I just faced a pluralisation problem at work today.
I then realised that I had no tools to combat it.
Looking around I found a really good paper that I want to re-read (hence this post)
Algorithmic Approach to English Pluralisation
I thought spring hand some nice ways to handle it, but I can’t remember if I read it or just imagined it
Looks like I might be writing my own tool again.
-= Comments
1. Xavier | May 12th, 2007 at 4:22 pm
pluralize(2, “cat”)
Rails has this problem solved, if you’re writing java code yourself you could do worse than porting their code. There’s also a really neat library around for things like creating lists (”cats, dogs, and aeroplanes”), but I can’t recall its name.
2. Xavier | May 12th, 2007 at 4:24 pm
(check the “Inflector” class in the rails docs)
3. pimaster | May 12th, 2007 at 9:54 pm
Cool.
The only problem I foresee is that is an english only solution.
Java has message formatting via the usual
“I have {0} message”, 3
If I could have something like:
“I have {0} {message|messages}”, 3
I’d be a happy monkey
4. Xavier | May 13th, 2007 at 11:55 am
You can customize the Inflector class in your configuration for specific words it doesn’t know about (Ox -> Oxen), not sure if that solves your problem.
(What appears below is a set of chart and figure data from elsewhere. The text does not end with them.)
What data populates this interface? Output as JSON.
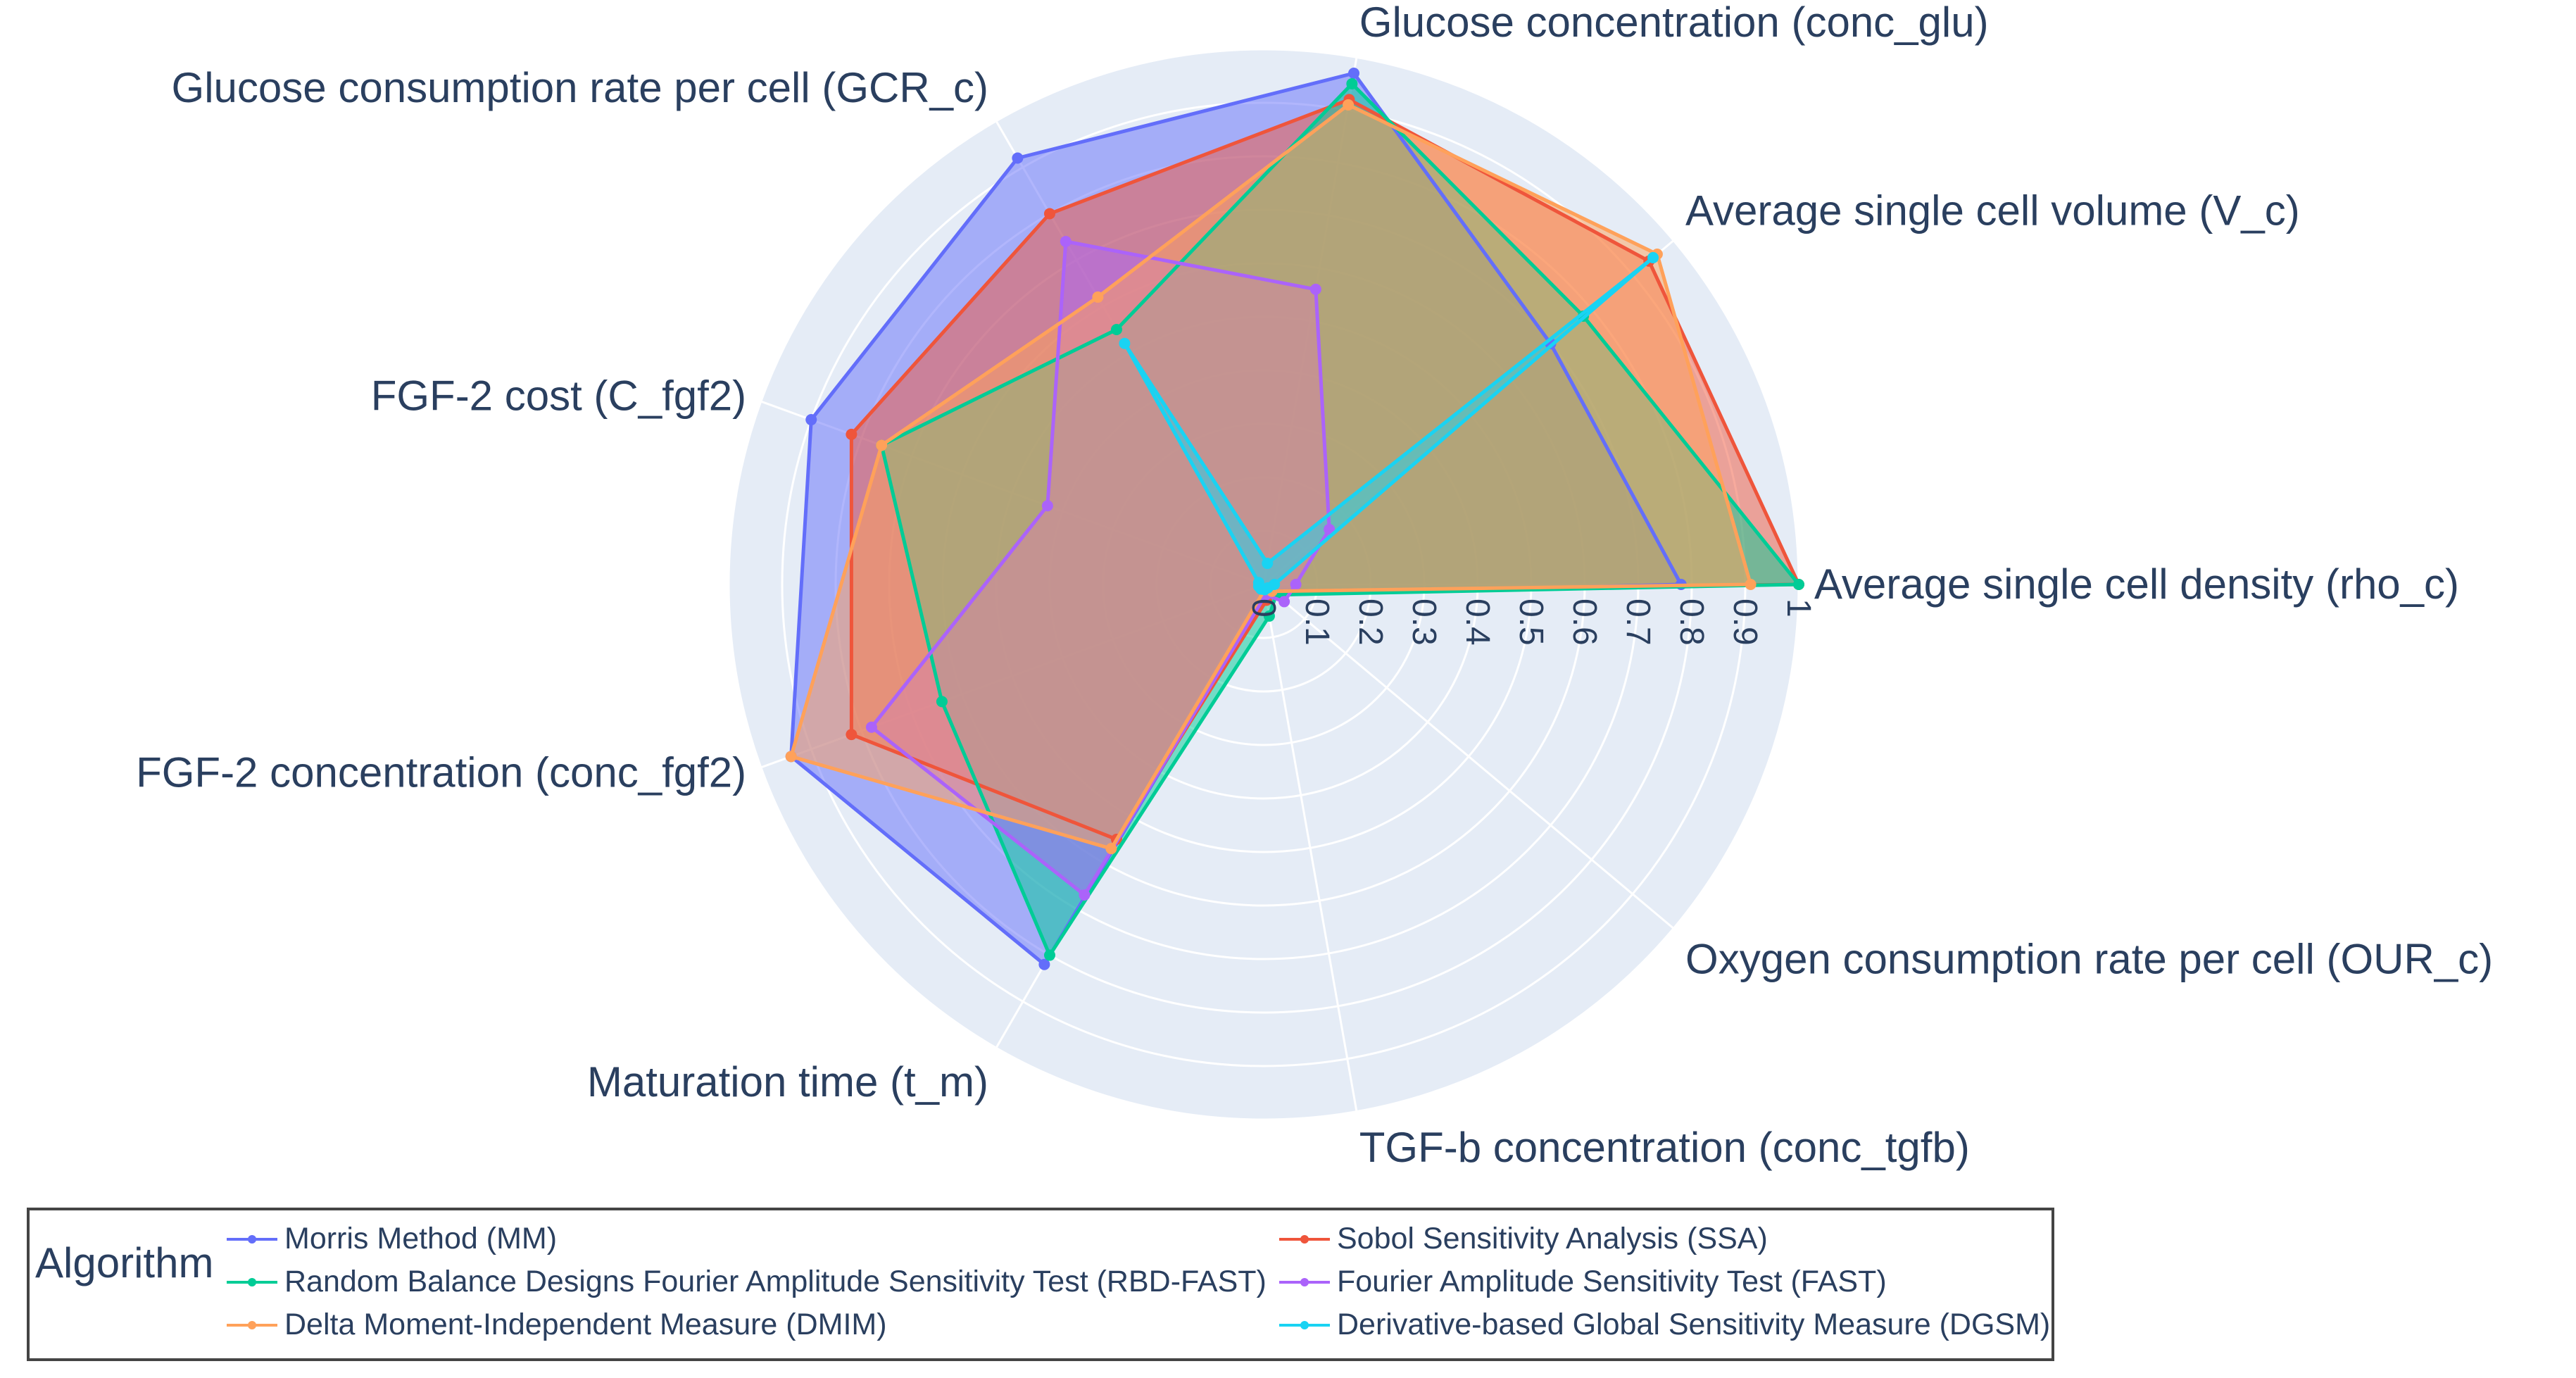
{
  "chart_data": {
    "type": "radar",
    "title": "",
    "legend_title": "Algorithm",
    "radial_range": [
      0,
      1
    ],
    "radial_ticks": [
      "0",
      "0.1",
      "0.2",
      "0.3",
      "0.4",
      "0.5",
      "0.6",
      "0.7",
      "0.8",
      "0.9",
      "1"
    ],
    "categories": [
      "Average single cell density (rho_c)",
      "Average single cell volume (V_c)",
      "Glucose concentration (conc_glu)",
      "Glucose consumption rate per cell (GCR_c)",
      "FGF-2 cost (C_fgf2)",
      "FGF-2 concentration (conc_fgf2)",
      "Maturation time (t_m)",
      "TGF-b concentration (conc_tgfb)",
      "Oxygen consumption rate per cell (OUR_c)"
    ],
    "series": [
      {
        "name": "Morris Method (MM)",
        "color": "#636efa",
        "values": [
          0.78,
          0.7,
          0.97,
          0.92,
          0.9,
          0.94,
          0.82,
          0.02,
          0.03
        ]
      },
      {
        "name": "Sobol Sensitivity Analysis (SSA)",
        "color": "#ef553b",
        "values": [
          1.0,
          0.94,
          0.92,
          0.8,
          0.82,
          0.82,
          0.55,
          0.03,
          0.02
        ]
      },
      {
        "name": "Random Balance Designs Fourier Amplitude Sensitivity Test (RBD-FAST)",
        "color": "#00cc96",
        "values": [
          1.0,
          0.78,
          0.95,
          0.55,
          0.76,
          0.64,
          0.8,
          0.06,
          0.03
        ]
      },
      {
        "name": "Fourier Amplitude Sensitivity Test (FAST)",
        "color": "#ab63fa",
        "values": [
          0.06,
          0.16,
          0.56,
          0.74,
          0.43,
          0.78,
          0.67,
          0.02,
          0.05
        ]
      },
      {
        "name": "Delta Moment-Independent Measure (DMIM)",
        "color": "#ffa15a",
        "values": [
          0.91,
          0.96,
          0.91,
          0.62,
          0.76,
          0.94,
          0.57,
          0.01,
          0.02
        ]
      },
      {
        "name": "Derivative-based Global Sensitivity Measure (DGSM)",
        "color": "#19d3f3",
        "values": [
          0.02,
          0.95,
          0.04,
          0.52,
          0.01,
          0.01,
          0.01,
          0.01,
          0.01
        ]
      }
    ]
  }
}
5. Andrew B Coathup | May 17th, 2007 at 8:27 pm
email is the singular and the plural. emails is not a word. Just thought this was a good place to have a wee rant.
Rant rant…
Ok, I am done now.
6. Hari | May 19th, 2007 at 8:22 pm
Of course emails is a word.
Which sounds better: "I sent you three emails yesterday” or “I sent you three email yesterday"?